6. Mancanza di Giovanni Battista (Matteo 11)

Fin qui abbiamo considerato Giovanni Battista nelle differenti fasi del suo sviluppo come uomo di fede; ora giungiamo al solo punto della sua storia, dove si vede, in lui, la debolezza e la mancanza. Come Elia, Giovanni, il grande profeta, ebbe la sua ora di scoraggiamento: egli era in prigione, senza che il suo Maestro avesse fatto qualcosa per liberarlo; le sue speranze erano svanite, ed il frutto della sua missione apparentemente era nullo. Il popolo, scandalizzato in Cristo, non si era radunato sotto le Sue ali; il Messia sconosciuto non aveva un posto dove posare il capo. Questo Signore glorioso, annunziato come venendo «subito nel suo tempio» sui passi del Suo messaggero (Malachia 3:1) avendo il Suo ventilabro in mano per ripulire la Sua aia, era rigettato da tutti come un oggetto vile e spregevole. Ahimè in simili circostanze, lo scoraggiamento era naturale al profeta; ma ciò non era la fede, poiché lo scoraggiamento conduce Giovanni Battista a dubitare di Cristo, a domandarsi se Egli era veramente il Messia promesso, «colui che viene» secondo la parola di Malachia (3:1). Giovanni Battista, nella sua incertezza non domanda a sé stesso se egli era veramente il messaggiero; le nostre mancanze ci conducono più presto a dubitare di Dio che di noi stessi. Però questa scena offre qualche cosa di consolante; se è indotto a mettere in dubbio il carattere messianico del Salvatore, Giovanni non dubita di Lui sotto altri aspetti; la parola di Gesù è la sua sola risorsa, e ciò gli basta. «Sei tu Colui che deve venire, o dobbiamo aspettare un altro?» È un declino in una carriera di fede, ma grazie a Dio è ancora della fede, e questa per piccola che sia, trova, e troverà sempre, una risposta perfetta. Tuttavia Giovanni, questo gran testimonio, ha mancato lì nella sua testimonianza. Così avviene sempre nell’uomo; egli manca in qualche cosa, fosse anche un Giovanni Battista, e non può reggere dirimpetto a Cristo. Noi non ci perdiamo però ad un tale confronto. Il Signore solo rimane immutabile. Era bello di vedere nel primo capitolo di Giovanni l’uomo di fede abbassarsi davanti al Signore; il Signore invece è più ammirabile quando, l’uomo avendo dovuto sparire, Egli sta ritto da solo.

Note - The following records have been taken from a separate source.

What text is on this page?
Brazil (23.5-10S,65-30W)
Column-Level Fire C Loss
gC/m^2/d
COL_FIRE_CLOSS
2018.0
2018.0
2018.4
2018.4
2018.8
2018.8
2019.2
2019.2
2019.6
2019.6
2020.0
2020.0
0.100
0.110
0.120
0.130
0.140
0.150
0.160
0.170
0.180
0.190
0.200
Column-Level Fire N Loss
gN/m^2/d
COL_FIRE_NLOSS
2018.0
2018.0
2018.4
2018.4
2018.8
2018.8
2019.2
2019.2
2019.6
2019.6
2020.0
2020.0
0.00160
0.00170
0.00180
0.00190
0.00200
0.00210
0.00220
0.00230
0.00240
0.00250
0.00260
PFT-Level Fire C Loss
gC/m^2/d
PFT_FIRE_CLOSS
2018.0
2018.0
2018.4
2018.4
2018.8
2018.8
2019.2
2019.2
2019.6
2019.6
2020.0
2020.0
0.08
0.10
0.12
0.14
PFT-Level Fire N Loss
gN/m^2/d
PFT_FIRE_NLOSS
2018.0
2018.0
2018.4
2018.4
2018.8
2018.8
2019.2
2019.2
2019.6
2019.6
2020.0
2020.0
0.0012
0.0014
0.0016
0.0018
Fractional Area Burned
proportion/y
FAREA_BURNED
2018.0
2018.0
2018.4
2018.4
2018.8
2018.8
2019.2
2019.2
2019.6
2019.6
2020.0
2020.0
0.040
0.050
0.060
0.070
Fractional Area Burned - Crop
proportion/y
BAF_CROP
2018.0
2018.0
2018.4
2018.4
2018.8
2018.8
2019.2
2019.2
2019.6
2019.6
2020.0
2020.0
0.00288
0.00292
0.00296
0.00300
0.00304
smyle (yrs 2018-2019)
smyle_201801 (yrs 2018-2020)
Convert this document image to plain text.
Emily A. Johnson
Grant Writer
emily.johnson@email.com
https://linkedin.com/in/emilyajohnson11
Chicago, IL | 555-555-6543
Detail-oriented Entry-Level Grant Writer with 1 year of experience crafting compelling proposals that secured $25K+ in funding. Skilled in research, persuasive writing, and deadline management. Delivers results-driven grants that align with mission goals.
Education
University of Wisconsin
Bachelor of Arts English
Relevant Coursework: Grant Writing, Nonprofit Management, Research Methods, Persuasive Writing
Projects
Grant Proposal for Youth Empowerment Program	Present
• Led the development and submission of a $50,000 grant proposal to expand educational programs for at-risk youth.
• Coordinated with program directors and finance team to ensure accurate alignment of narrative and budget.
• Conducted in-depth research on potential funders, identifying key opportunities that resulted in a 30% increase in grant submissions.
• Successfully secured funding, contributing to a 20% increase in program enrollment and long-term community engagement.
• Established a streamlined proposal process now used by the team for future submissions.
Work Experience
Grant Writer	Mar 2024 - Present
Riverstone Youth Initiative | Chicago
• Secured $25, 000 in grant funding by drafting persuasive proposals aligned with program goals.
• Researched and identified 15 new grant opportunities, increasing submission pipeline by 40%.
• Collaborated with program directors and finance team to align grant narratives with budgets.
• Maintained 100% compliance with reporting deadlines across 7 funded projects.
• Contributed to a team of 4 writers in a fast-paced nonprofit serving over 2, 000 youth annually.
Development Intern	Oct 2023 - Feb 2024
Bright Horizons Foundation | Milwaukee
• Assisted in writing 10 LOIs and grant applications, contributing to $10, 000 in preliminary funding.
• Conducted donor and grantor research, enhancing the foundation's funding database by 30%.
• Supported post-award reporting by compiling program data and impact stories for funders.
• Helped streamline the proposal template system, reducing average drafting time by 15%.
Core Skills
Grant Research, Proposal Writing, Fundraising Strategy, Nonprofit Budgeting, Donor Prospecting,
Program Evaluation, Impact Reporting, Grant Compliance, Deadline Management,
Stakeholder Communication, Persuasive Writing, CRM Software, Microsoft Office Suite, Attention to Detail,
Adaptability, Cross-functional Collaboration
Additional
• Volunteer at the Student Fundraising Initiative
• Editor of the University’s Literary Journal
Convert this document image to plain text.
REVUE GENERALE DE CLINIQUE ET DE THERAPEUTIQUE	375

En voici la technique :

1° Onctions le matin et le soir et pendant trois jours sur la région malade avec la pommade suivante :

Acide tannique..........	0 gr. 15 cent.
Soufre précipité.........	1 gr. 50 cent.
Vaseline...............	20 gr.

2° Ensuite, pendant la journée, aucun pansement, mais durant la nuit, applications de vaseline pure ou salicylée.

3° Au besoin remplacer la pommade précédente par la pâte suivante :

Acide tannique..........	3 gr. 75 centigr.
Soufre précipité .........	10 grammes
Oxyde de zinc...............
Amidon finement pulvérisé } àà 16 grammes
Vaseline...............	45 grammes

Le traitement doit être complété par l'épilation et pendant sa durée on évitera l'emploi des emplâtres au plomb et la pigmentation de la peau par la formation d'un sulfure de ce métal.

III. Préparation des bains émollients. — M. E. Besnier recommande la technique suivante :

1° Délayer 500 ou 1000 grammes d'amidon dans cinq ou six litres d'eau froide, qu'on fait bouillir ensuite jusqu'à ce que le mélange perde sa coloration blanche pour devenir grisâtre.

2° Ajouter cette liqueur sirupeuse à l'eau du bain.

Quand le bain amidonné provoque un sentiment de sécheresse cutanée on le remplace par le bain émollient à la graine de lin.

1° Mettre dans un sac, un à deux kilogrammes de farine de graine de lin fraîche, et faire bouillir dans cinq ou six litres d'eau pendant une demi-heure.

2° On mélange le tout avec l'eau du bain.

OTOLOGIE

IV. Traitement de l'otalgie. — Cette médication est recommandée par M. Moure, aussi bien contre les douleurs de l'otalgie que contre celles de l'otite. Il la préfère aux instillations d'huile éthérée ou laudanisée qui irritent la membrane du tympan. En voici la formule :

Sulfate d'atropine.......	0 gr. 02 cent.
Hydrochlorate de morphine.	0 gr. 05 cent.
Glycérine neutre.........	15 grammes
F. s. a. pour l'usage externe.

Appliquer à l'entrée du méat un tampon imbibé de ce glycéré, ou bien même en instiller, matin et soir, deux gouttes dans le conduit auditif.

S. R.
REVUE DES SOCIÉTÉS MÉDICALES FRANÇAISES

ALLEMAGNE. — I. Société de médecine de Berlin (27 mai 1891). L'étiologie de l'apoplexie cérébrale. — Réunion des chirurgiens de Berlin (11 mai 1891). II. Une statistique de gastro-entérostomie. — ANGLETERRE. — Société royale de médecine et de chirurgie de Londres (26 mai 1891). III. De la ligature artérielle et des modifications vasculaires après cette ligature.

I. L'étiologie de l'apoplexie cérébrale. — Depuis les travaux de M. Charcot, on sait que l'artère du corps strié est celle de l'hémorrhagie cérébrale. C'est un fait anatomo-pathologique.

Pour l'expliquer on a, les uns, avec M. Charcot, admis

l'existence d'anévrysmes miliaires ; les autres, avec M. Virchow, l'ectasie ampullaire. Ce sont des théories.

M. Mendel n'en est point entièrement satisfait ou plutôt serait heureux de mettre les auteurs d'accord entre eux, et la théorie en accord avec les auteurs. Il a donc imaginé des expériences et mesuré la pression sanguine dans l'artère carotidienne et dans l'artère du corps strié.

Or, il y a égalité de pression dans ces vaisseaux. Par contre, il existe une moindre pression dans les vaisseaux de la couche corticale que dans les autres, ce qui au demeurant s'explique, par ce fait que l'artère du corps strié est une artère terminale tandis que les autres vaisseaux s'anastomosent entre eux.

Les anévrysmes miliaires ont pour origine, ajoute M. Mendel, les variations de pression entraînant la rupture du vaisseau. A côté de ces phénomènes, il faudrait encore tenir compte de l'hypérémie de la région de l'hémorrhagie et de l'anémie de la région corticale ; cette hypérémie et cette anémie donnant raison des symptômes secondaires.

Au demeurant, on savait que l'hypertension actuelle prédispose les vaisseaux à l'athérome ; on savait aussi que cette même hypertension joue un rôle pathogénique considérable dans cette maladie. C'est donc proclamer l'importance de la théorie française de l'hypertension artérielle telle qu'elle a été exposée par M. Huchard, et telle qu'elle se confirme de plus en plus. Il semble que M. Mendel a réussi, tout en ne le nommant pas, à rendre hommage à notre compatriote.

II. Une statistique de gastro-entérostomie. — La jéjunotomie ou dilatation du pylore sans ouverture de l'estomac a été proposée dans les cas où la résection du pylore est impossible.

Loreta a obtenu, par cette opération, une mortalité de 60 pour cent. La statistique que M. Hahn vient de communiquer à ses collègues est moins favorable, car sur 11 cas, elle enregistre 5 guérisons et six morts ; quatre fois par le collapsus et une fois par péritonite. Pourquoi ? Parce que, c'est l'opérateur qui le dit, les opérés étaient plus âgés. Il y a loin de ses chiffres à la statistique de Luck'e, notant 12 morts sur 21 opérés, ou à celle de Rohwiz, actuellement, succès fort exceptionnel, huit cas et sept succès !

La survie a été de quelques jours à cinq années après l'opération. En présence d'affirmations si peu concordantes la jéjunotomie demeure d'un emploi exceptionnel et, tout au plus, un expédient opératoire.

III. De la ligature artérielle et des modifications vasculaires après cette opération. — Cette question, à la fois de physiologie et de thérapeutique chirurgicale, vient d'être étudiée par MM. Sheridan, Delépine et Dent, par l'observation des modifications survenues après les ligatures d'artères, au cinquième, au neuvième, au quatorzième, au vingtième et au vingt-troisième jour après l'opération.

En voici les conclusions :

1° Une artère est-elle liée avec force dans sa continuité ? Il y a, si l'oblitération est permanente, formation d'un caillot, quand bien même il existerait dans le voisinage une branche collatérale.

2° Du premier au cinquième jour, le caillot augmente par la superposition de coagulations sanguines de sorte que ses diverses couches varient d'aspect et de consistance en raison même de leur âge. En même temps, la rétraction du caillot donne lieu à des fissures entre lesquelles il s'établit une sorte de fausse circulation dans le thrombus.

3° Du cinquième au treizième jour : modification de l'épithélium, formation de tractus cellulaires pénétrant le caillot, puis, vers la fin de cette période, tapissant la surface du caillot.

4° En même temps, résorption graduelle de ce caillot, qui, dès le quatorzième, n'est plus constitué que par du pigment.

Consideriamo più minutamente la parte presa dal Salvatore in questa scena; e vedremo che mentre Giovanni dubita di Cristo, il Signore risponde alla sua mancanza mettendogli innanzi la grazia: «Andate a riferire a Giovanni quello che udite e vedute» (le Sue parole e le Sue opere) : «i ciechi ricuperano la vista e gli zoppi camminano; i lebbrosi sono purificati, e i sordi odono; i morti risuscitano e il vangelo è annunziato ai poveri» (Matteo 11:4-5). Tutti questi miracoli, compiuti sotto gli occhi degli inviati di Giovanni Battista, erano il segno della presenza del Messia in Israele (Isaia 61:1-2), ma del Messia in grazia. La grazia era dunque una cosa inferiore alla gloria attesa dal Battista? Alla sua domanda, Gesù risponde: La grazia dimora in potenza e «la buona notizia è annunziata ai poveri». Mi è dolce il pensare che nell’epoca presente, epoca di miserie in cui tutti i miracoli hanno cessato, posso riconoscere Gesù nella predicazione dell’evangelo ai poveri, e dire: Io stesso ho inteso il Signore! Gesù aggiunge : «Beato colui che non si sarà scandalizzato di me!» (Matteo 11:6). Di fronte all’abbandono del popolo, c’è un residuo beato che, convinto di peccato, invece d’aspettare la gloria del Messia, ha trovato la grazia in un Salvatore rigettato, venuto per l’uomo peccatore. Conoscere la grazia in Gesù costituisce la beatitudine per questi tali. — Quale dolce e delicato rimprovero fu indirizzato a Giovanni Battista! Non avrebbe dovuto ricordarsi di questa grazia, egli che aveva salutato Gesù con il titolo d’Agnello di Dio? Non sei più dunque di questi beati?, sembra che gli dica la voce del Salvatore. Ma per la gloria di Cristo, bisogna che il grande profeta Giovanni Battista sia un oggetto di grazia come gli altri.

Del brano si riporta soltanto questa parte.